His prototypes were tested by veterans and amputees from the Boston Marathon bombing.He was named as a TED fellow in 2014, delivering a talk entitled The sore problem of prosthetic limbs. He was selected as one of Forbes 30 Under 30 in 2014.He won the 2014 Lemelson–MIT Prize for his innovations in healthcare. He was selected as one of Face2Face Africa’s Young Africans Committed to Excellence.He completed his PhD at Massachusetts Institute of Technology in 2016.
After completing his PhD, Sengeh toured makerspaces in America talking about his work on prosthetics.
During his PhD research, Sengeh founded the NGO Global Minimum Inc, a program that supports the Innovate Salone entrepreneurship program in Sierra Leone, Kenya and Cape Town.
He wanted to change ‘aid to Africa’ to ‘Made in Africa’.The “A De Mek Am” Innovate Salone program supports teams from secondary schools to develop solutions to local problems.It was created in collaboration with the MIT Media Lab and MIT Public Service Center and modelled on the MIT innovation competitions.
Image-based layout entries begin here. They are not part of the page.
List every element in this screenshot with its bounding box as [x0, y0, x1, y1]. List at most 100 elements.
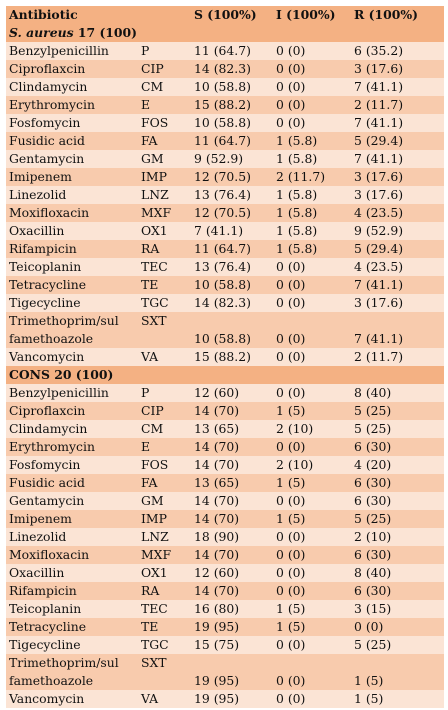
- susceptible-value: 7 (41.1): [194, 223, 244, 238]
- antibiotic-name: Oxacillin: [9, 223, 65, 238]
- table-header-row: Antibiotic S (100%) I (100%) R (100%): [6, 6, 444, 24]
- intermediate-value: 0 (0): [276, 61, 306, 76]
- resistant-value: 5 (25): [354, 421, 392, 436]
- intermediate-value: 0 (0): [276, 673, 306, 688]
- antibiotic-abbreviation: OX1: [141, 565, 168, 580]
- resistant-value: 4 (23.5): [354, 205, 404, 220]
- antibiotic-abbreviation: CIP: [141, 61, 164, 76]
- antibiotic-name: Fosfomycin: [9, 115, 81, 130]
- header-abbreviation: [141, 6, 194, 24]
- intermediate-value: 1 (5.8): [276, 151, 318, 166]
- susceptible-value: 14 (70): [194, 493, 240, 508]
- antibiotic-name: Oxacillin: [9, 565, 65, 580]
- antibiotic-abbreviation: P: [141, 43, 150, 58]
- table-row: Fosfomycin FOS 10 (58.8) 0 (0) 7 (41.1): [6, 114, 444, 132]
- antibiotic-name: Fosfomycin: [9, 457, 81, 472]
- header-intermediate: I (100%): [276, 7, 336, 22]
- antibiotic-abbreviation: TE: [141, 277, 159, 292]
- section-header: CONS 20 (100): [6, 366, 444, 384]
- susceptible-value: 19 (95): [194, 673, 240, 688]
- section-title-organism: S. aureus: [9, 25, 74, 40]
- susceptible-value: 14 (82.3): [194, 61, 251, 76]
- susceptible-value: 14 (70): [194, 583, 240, 598]
- antibiotic-abbreviation: SXT: [141, 313, 167, 328]
- intermediate-value: 1 (5.8): [276, 133, 318, 148]
- susceptible-value: 10 (58.8): [194, 79, 251, 94]
- susceptible-value: 19 (95): [194, 619, 240, 634]
- antibiotic-abbreviation: CIP: [141, 403, 164, 418]
- intermediate-value: 0 (0): [276, 79, 306, 94]
- intermediate-value: 1 (5.8): [276, 187, 318, 202]
- antibiotic-abbreviation: TEC: [141, 601, 168, 616]
- antibiotic-abbreviation: CM: [141, 421, 164, 436]
- resistant-value: 6 (30): [354, 493, 392, 508]
- antibiotic-abbreviation: FOS: [141, 115, 169, 130]
- antibiotic-abbreviation: TE: [141, 619, 159, 634]
- susceptible-value: 18 (90): [194, 529, 240, 544]
- resistant-value: 3 (15): [354, 601, 392, 616]
- antibiotic-abbreviation: FA: [141, 133, 158, 148]
- antibiotic-name: Trimethoprim/sul famethoazole: [9, 313, 119, 346]
- table-row: Imipenem IMP 14 (70) 1 (5) 5 (25): [6, 510, 444, 528]
- resistant-value: 2 (10): [354, 529, 392, 544]
- table-row: Teicoplanin TEC 13 (76.4) 0 (0) 4 (23.5): [6, 258, 444, 276]
- susceptible-value: 19 (95): [194, 691, 240, 706]
- antibiotic-name: Linezolid: [9, 187, 67, 202]
- antibiotic-name: Vancomycin: [9, 349, 85, 364]
- antibiotic-name: Teicoplanin: [9, 259, 82, 274]
- antibiotic-name: Benzylpenicillin: [9, 43, 109, 58]
- intermediate-value: 0 (0): [276, 637, 306, 652]
- antibiotic-abbreviation: FOS: [141, 457, 169, 472]
- antibiotic-name: Moxifloxacin: [9, 547, 90, 562]
- intermediate-value: 0 (0): [276, 277, 306, 292]
- table-row: Benzylpenicillin P 12 (60) 0 (0) 8 (40): [6, 384, 444, 402]
- antibiotic-abbreviation: RA: [141, 241, 160, 256]
- susceptible-value: 15 (75): [194, 637, 240, 652]
- table-row: Tetracycline TE 19 (95) 1 (5) 0 (0): [6, 618, 444, 636]
- antibiotic-name: Tetracycline: [9, 619, 87, 634]
- table-row: Moxifloxacin MXF 12 (70.5) 1 (5.8) 4 (23.5): [6, 204, 444, 222]
- antibiotic-abbreviation: TGC: [141, 295, 169, 310]
- resistant-value: 2 (11.7): [354, 349, 404, 364]
- antibiotic-name: Erythromycin: [9, 439, 95, 454]
- intermediate-value: 0 (0): [276, 97, 306, 112]
- antibiotic-name: Fusidic acid: [9, 133, 85, 148]
- table-row: Teicoplanin TEC 16 (80) 1 (5) 3 (15): [6, 600, 444, 618]
- susceptible-value: 14 (70): [194, 403, 240, 418]
- susceptible-value: 11 (64.7): [194, 133, 251, 148]
- susceptible-value: 14 (70): [194, 457, 240, 472]
- antibiotic-abbreviation: GM: [141, 151, 164, 166]
- susceptible-value: 14 (70): [194, 511, 240, 526]
- antibiotic-name: Teicoplanin: [9, 601, 82, 616]
- resistant-value: 5 (25): [354, 403, 392, 418]
- table-row: Clindamycin CM 13 (65) 2 (10) 5 (25): [6, 420, 444, 438]
- resistant-value: 7 (41.1): [354, 331, 404, 346]
- resistant-value: 3 (17.6): [354, 295, 404, 310]
- susceptible-value: 9 (52.9): [194, 151, 244, 166]
- resistant-value: 1 (5): [354, 691, 384, 706]
- susceptible-value: 13 (76.4): [194, 187, 251, 202]
- intermediate-value: 1 (5): [276, 619, 306, 634]
- antibiotic-abbreviation: MXF: [141, 205, 172, 220]
- intermediate-value: 0 (0): [276, 547, 306, 562]
- antibiotic-abbreviation: OX1: [141, 223, 168, 238]
- antibiotic-abbreviation: CM: [141, 79, 164, 94]
- intermediate-value: 0 (0): [276, 691, 306, 706]
- intermediate-value: 2 (11.7): [276, 169, 326, 184]
- antibiotic-name: Clindamycin: [9, 421, 88, 436]
- antibiotic-name: Gentamycin: [9, 151, 85, 166]
- resistant-value: 1 (5): [354, 673, 384, 688]
- resistant-value: 9 (52.9): [354, 223, 404, 238]
- antibiotic-abbreviation: IMP: [141, 169, 167, 184]
- susceptible-value: 12 (60): [194, 565, 240, 580]
- intermediate-value: 0 (0): [276, 259, 306, 274]
- header-susceptible: S (100%): [194, 7, 257, 22]
- table-row: Imipenem IMP 12 (70.5) 2 (11.7) 3 (17.6): [6, 168, 444, 186]
- resistant-value: 8 (40): [354, 565, 392, 580]
- resistant-value: 5 (25): [354, 637, 392, 652]
- resistant-value: 4 (23.5): [354, 259, 404, 274]
- resistant-value: 7 (41.1): [354, 277, 404, 292]
- intermediate-value: 2 (10): [276, 421, 314, 436]
- table-row: Fusidic acid FA 13 (65) 1 (5) 6 (30): [6, 474, 444, 492]
- resistant-value: 3 (17.6): [354, 187, 404, 202]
Sengeh supported the winning student projects to travel to the United States, where they spoke at Maker Faire.
He supported Kelvin Doe, a thirteen year old inventor who had never left a ten-mile radius of his house in Sierra Leone, to join the MIT Visiting Practitioner’s Program.Sengeh became Kelvin Doe’s mentor. He returned to the TED stage in 2015, speaking to Kate Krontiris about innovation and inspiration.He has spoken at the NextEinstein Forum.
In May 2018 Sengeh joined the Office of the President of Sierra Leone, working there as chief innovation officer. In 2019 he was named Minister of Education of Sierra Leone. He ensured that each child in the Puiehun district had education and access to laptop.
Hailed a trailblazer, Sengeh also happens to be a musician.